In another study, published in the Scandinavian Journal of Medicine & Science in Sports, elderly men were provided either a vitamin C and E supplement (1,000 milligrams of vitamin C and 235 milligrams of vitamin E) or a placebo during 12 weeks of resistance training performed three times per week. Similarly, this elevated dosage of vitamin C and E curbed certain muscular adaptations to strength training. In this case, the group receiving the vitamins had less gains in muscle size compared to the group given the placebo. Maximal strength measures were not different between groups.

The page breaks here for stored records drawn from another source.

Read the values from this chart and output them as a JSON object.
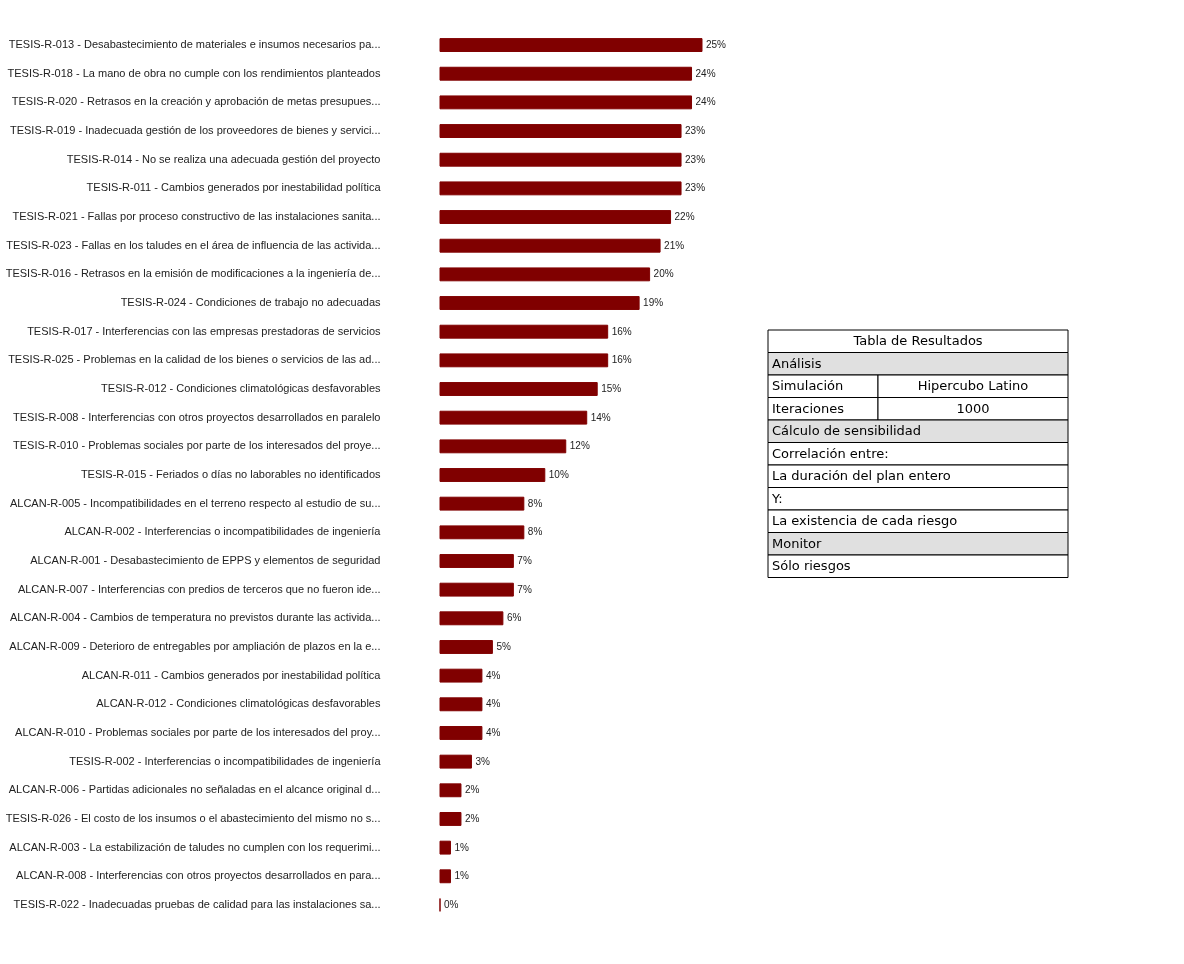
{
  "chart_data": [
    {
      "type": "bar",
      "orientation": "horizontal",
      "categories": [
        "TESIS-R-013 - Desabastecimiento de materiales e insumos necesarios pa...",
        "TESIS-R-018 - La mano de obra no cumple con los rendimientos planteados",
        "TESIS-R-020 - Retrasos en la creación y aprobación de metas presupues...",
        "TESIS-R-019 - Inadecuada gestión de los proveedores de bienes y servici...",
        "TESIS-R-014 - No se realiza una adecuada gestión del proyecto",
        "TESIS-R-011 - Cambios generados por inestabilidad política",
        "TESIS-R-021 - Fallas por proceso constructivo de las instalaciones sanita...",
        "TESIS-R-023 - Fallas en los taludes en el área de influencia de las activida...",
        "TESIS-R-016 - Retrasos en la emisión de modificaciones a la ingeniería de...",
        "TESIS-R-024 - Condiciones de trabajo no adecuadas",
        "TESIS-R-017 - Interferencias con las empresas prestadoras de servicios",
        "TESIS-R-025 - Problemas en la calidad de los bienes o servicios de las ad...",
        "TESIS-R-012 - Condiciones climatológicas desfavorables",
        "TESIS-R-008 - Interferencias con otros proyectos desarrollados en paralelo",
        "TESIS-R-010 - Problemas sociales por parte de los interesados del proye...",
        "TESIS-R-015 - Feriados o días no laborables no identificados",
        "ALCAN-R-005 - Incompatibilidades en el terreno respecto al estudio de su...",
        "ALCAN-R-002 - Interferencias o incompatibilidades de ingeniería",
        "ALCAN-R-001 - Desabastecimiento de EPPS y elementos de seguridad",
        "ALCAN-R-007 - Interferencias con predios de terceros que no fueron ide...",
        "ALCAN-R-004 - Cambios de temperatura no previstos durante las activida...",
        "ALCAN-R-009 - Deterioro de entregables por ampliación de plazos en la e...",
        "ALCAN-R-011 - Cambios generados por inestabilidad política",
        "ALCAN-R-012 - Condiciones climatológicas desfavorables",
        "ALCAN-R-010 - Problemas sociales por parte de los interesados del proy...",
        "TESIS-R-002 - Interferencias o incompatibilidades de ingeniería",
        "ALCAN-R-006 - Partidas adicionales no señaladas en el alcance original d...",
        "TESIS-R-026 - El costo de los insumos o el abastecimiento del mismo no s...",
        "ALCAN-R-003 - La estabilización de taludes no cumplen con los requerimi...",
        "ALCAN-R-008 - Interferencias con otros proyectos desarrollados en para...",
        "TESIS-R-022 - Inadecuadas pruebas de calidad para las instalaciones sa..."
      ],
      "values": [
        25,
        24,
        24,
        23,
        23,
        23,
        22,
        21,
        20,
        19,
        16,
        16,
        15,
        14,
        12,
        10,
        8,
        8,
        7,
        7,
        6,
        5,
        4,
        4,
        4,
        3,
        2,
        2,
        1,
        1,
        0
      ],
      "value_labels": [
        "25%",
        "24%",
        "24%",
        "23%",
        "23%",
        "23%",
        "22%",
        "21%",
        "20%",
        "19%",
        "16%",
        "16%",
        "15%",
        "14%",
        "12%",
        "10%",
        "8%",
        "8%",
        "7%",
        "7%",
        "6%",
        "5%",
        "4%",
        "4%",
        "4%",
        "3%",
        "2%",
        "2%",
        "1%",
        "1%",
        "0%"
      ],
      "color": "#800000"
    },
    {
      "type": "other",
      "annotations": [
        "Tabla de Resultados",
        "Análisis",
        "Simulación",
        "Hipercubo Latino",
        "Iteraciones",
        "1000",
        "Cálculo de sensibilidad",
        "Correlación entre:",
        "La duración del plan entero",
        "Y:",
        "La existencia de cada riesgo",
        "Monitor",
        "Sólo riesgos"
      ]
    }
  ]
}
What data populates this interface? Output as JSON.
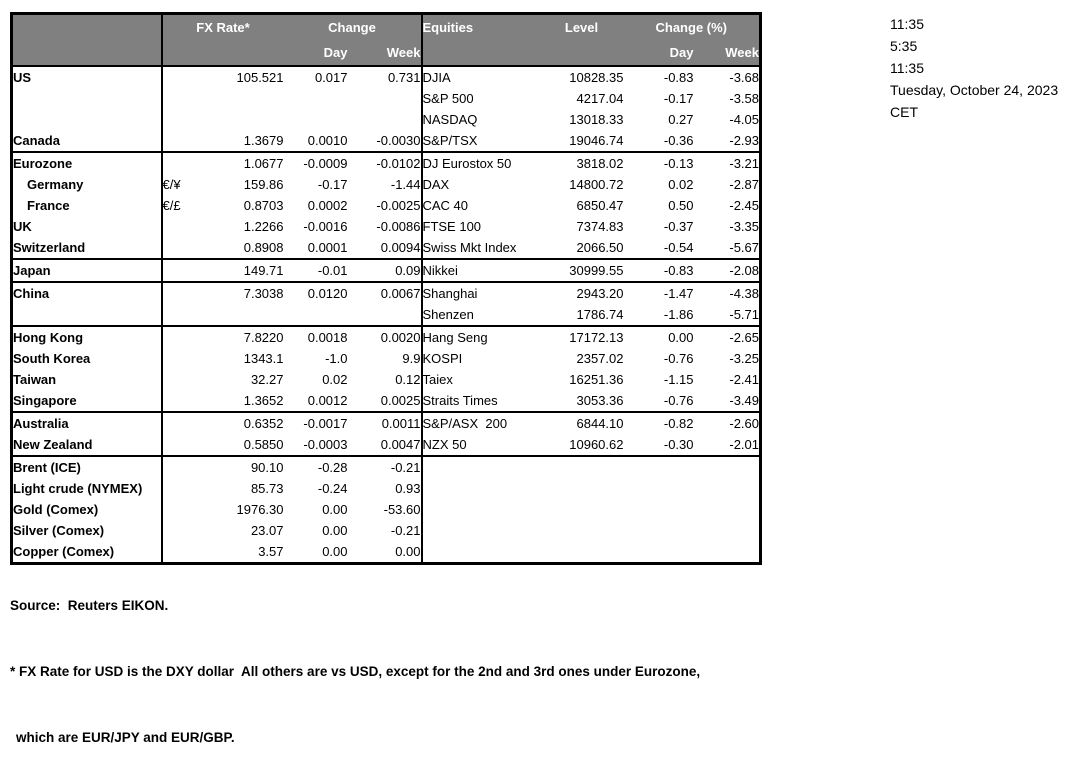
{
  "timestamps": {
    "lines": [
      "11:35",
      "5:35",
      "11:35",
      "Tuesday, October 24, 2023",
      "CET"
    ]
  },
  "table": {
    "fx_header": {
      "rate": "FX Rate*",
      "change": "Change",
      "day": "Day",
      "week": "Week"
    },
    "eq_header": {
      "title": "Equities",
      "level": "Level",
      "change": "Change (%)",
      "day": "Day",
      "week": "Week"
    },
    "rows": [
      {
        "country": "US",
        "pair": "",
        "rate": "105.521",
        "day": "0.017",
        "week": "0.731",
        "equity": "DJIA",
        "level": "10828.35",
        "eqDay": "-0.83",
        "eqWeek": "-3.68",
        "section": false,
        "indent": false
      },
      {
        "country": "",
        "pair": "",
        "rate": "",
        "day": "",
        "week": "",
        "equity": "S&P 500",
        "level": "4217.04",
        "eqDay": "-0.17",
        "eqWeek": "-3.58",
        "section": false,
        "indent": false
      },
      {
        "country": "",
        "pair": "",
        "rate": "",
        "day": "",
        "week": "",
        "equity": "NASDAQ",
        "level": "13018.33",
        "eqDay": "0.27",
        "eqWeek": "-4.05",
        "section": false,
        "indent": false
      },
      {
        "country": "Canada",
        "pair": "",
        "rate": "1.3679",
        "day": "0.0010",
        "week": "-0.0030",
        "equity": "S&P/TSX",
        "level": "19046.74",
        "eqDay": "-0.36",
        "eqWeek": "-2.93",
        "section": false,
        "indent": false
      },
      {
        "country": "Eurozone",
        "pair": "",
        "rate": "1.0677",
        "day": "-0.0009",
        "week": "-0.0102",
        "equity": "DJ Eurostox 50",
        "level": "3818.02",
        "eqDay": "-0.13",
        "eqWeek": "-3.21",
        "section": true,
        "indent": false
      },
      {
        "country": "Germany",
        "pair": "€/¥",
        "rate": "159.86",
        "day": "-0.17",
        "week": "-1.44",
        "equity": "DAX",
        "level": "14800.72",
        "eqDay": "0.02",
        "eqWeek": "-2.87",
        "section": false,
        "indent": true
      },
      {
        "country": "France",
        "pair": "€/£",
        "rate": "0.8703",
        "day": "0.0002",
        "week": "-0.0025",
        "equity": "CAC 40",
        "level": "6850.47",
        "eqDay": "0.50",
        "eqWeek": "-2.45",
        "section": false,
        "indent": true
      },
      {
        "country": "UK",
        "pair": "",
        "rate": "1.2266",
        "day": "-0.0016",
        "week": "-0.0086",
        "equity": "FTSE 100",
        "level": "7374.83",
        "eqDay": "-0.37",
        "eqWeek": "-3.35",
        "section": false,
        "indent": false
      },
      {
        "country": "Switzerland",
        "pair": "",
        "rate": "0.8908",
        "day": "0.0001",
        "week": "0.0094",
        "equity": "Swiss Mkt Index",
        "level": "2066.50",
        "eqDay": "-0.54",
        "eqWeek": "-5.67",
        "section": false,
        "indent": false
      },
      {
        "country": "Japan",
        "pair": "",
        "rate": "149.71",
        "day": "-0.01",
        "week": "0.09",
        "equity": "Nikkei",
        "level": "30999.55",
        "eqDay": "-0.83",
        "eqWeek": "-2.08",
        "section": true,
        "indent": false
      },
      {
        "country": "China",
        "pair": "",
        "rate": "7.3038",
        "day": "0.0120",
        "week": "0.0067",
        "equity": "Shanghai",
        "level": "2943.20",
        "eqDay": "-1.47",
        "eqWeek": "-4.38",
        "section": true,
        "indent": false
      },
      {
        "country": "",
        "pair": "",
        "rate": "",
        "day": "",
        "week": "",
        "equity": "Shenzen",
        "level": "1786.74",
        "eqDay": "-1.86",
        "eqWeek": "-5.71",
        "section": false,
        "indent": false
      },
      {
        "country": "Hong Kong",
        "pair": "",
        "rate": "7.8220",
        "day": "0.0018",
        "week": "0.0020",
        "equity": "Hang Seng",
        "level": "17172.13",
        "eqDay": "0.00",
        "eqWeek": "-2.65",
        "section": true,
        "indent": false
      },
      {
        "country": "South Korea",
        "pair": "",
        "rate": "1343.1",
        "day": "-1.0",
        "week": "9.9",
        "equity": "KOSPI",
        "level": "2357.02",
        "eqDay": "-0.76",
        "eqWeek": "-3.25",
        "section": false,
        "indent": false
      },
      {
        "country": "Taiwan",
        "pair": "",
        "rate": "32.27",
        "day": "0.02",
        "week": "0.12",
        "equity": "Taiex",
        "level": "16251.36",
        "eqDay": "-1.15",
        "eqWeek": "-2.41",
        "section": false,
        "indent": false
      },
      {
        "country": "Singapore",
        "pair": "",
        "rate": "1.3652",
        "day": "0.0012",
        "week": "0.0025",
        "equity": "Straits Times",
        "level": "3053.36",
        "eqDay": "-0.76",
        "eqWeek": "-3.49",
        "section": false,
        "indent": false
      },
      {
        "country": "Australia",
        "pair": "",
        "rate": "0.6352",
        "day": "-0.0017",
        "week": "0.0011",
        "equity": "S&P/ASX  200",
        "level": "6844.10",
        "eqDay": "-0.82",
        "eqWeek": "-2.60",
        "section": true,
        "indent": false
      },
      {
        "country": "New Zealand",
        "pair": "",
        "rate": "0.5850",
        "day": "-0.0003",
        "week": "0.0047",
        "equity": "NZX 50",
        "level": "10960.62",
        "eqDay": "-0.30",
        "eqWeek": "-2.01",
        "section": false,
        "indent": false
      },
      {
        "country": "Brent (ICE)",
        "pair": "",
        "rate": "90.10",
        "day": "-0.28",
        "week": "-0.21",
        "equity": "",
        "level": "",
        "eqDay": "",
        "eqWeek": "",
        "section": true,
        "indent": false
      },
      {
        "country": "Light crude (NYMEX)",
        "pair": "",
        "rate": "85.73",
        "day": "-0.24",
        "week": "0.93",
        "equity": "",
        "level": "",
        "eqDay": "",
        "eqWeek": "",
        "section": false,
        "indent": false
      },
      {
        "country": "Gold (Comex)",
        "pair": "",
        "rate": "1976.30",
        "day": "0.00",
        "week": "-53.60",
        "equity": "",
        "level": "",
        "eqDay": "",
        "eqWeek": "",
        "section": false,
        "indent": false
      },
      {
        "country": "Silver (Comex)",
        "pair": "",
        "rate": "23.07",
        "day": "0.00",
        "week": "-0.21",
        "equity": "",
        "level": "",
        "eqDay": "",
        "eqWeek": "",
        "section": false,
        "indent": false
      },
      {
        "country": "Copper (Comex)",
        "pair": "",
        "rate": "3.57",
        "day": "0.00",
        "week": "0.00",
        "equity": "",
        "level": "",
        "eqDay": "",
        "eqWeek": "",
        "section": false,
        "indent": false
      }
    ]
  },
  "footer": {
    "source": "Source:  Reuters EIKON.",
    "note1": "* FX Rate for USD is the DXY dollar  All others are vs USD, except for the 2nd and 3rd ones under Eurozone,",
    "note2": "which are EUR/JPY and EUR/GBP."
  },
  "colors": {
    "header_bg": "#808080",
    "header_text": "#ffffff",
    "border": "#000000"
  }
}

Additionally, a separate study published in The Journal Of Physiology also provided young, recreationally active men and women with either a vitamin C and E supplement (same dose as previously used) or a placebo during an 11-week endurance training program. Vitamin C and E supplementation reduced cellular adaptations in the exercised muscles; however, no effect was observed on maximal aerobic capacity following training. Based upon the most recent research, it appears that high-dose antioxidant supplementation may interfere with some training benefits, for both physique athletes and endurance competitors.

Rules For Antioxidants
Don’t pass on your nutrient-rich fruits and vegetables just yet. These studies administered doses of vitamin C and E way beyond the amounts one would take in through proper nutrition. As it goes for most vitamins, taking a supplement will not improve performance if you are not nutritionally deficient. Besides, physically active individuals tend to ingest above-average amounts of micronutrients through diet alone. Furthermore, dietary deficiencies of these vitamins are extremely rare, even in athletes. Therefore, regularly ingesting large dosages of vitamin C and E appears to be unnecessary and may even be detrimental to your physique goals. Increased intakes of antioxidants have been suggested to reduce the extent of muscle damage following exercise; yet by squelching the damage induced, you might be squelching a valuable part of the muscular repair process too. It’s a classic inverted-U function: As antioxidant levels increase, the repair process improves, but only to a point, beyond which increases in antioxidants may lead to a disruption in muscular adaptation. (It’s unclear whether non-vitamin antioxidants that are common in superfoods and supplements, such as resveratrol, coenzyme Q10, flavanols, polyphenols, or EGCG have the same effect.) Instead, focus on consuming a diet rich in fruits and vegetables, and feel free to take a daily multivitamin, but beyond that you might want to leave the vitamins on the shelf.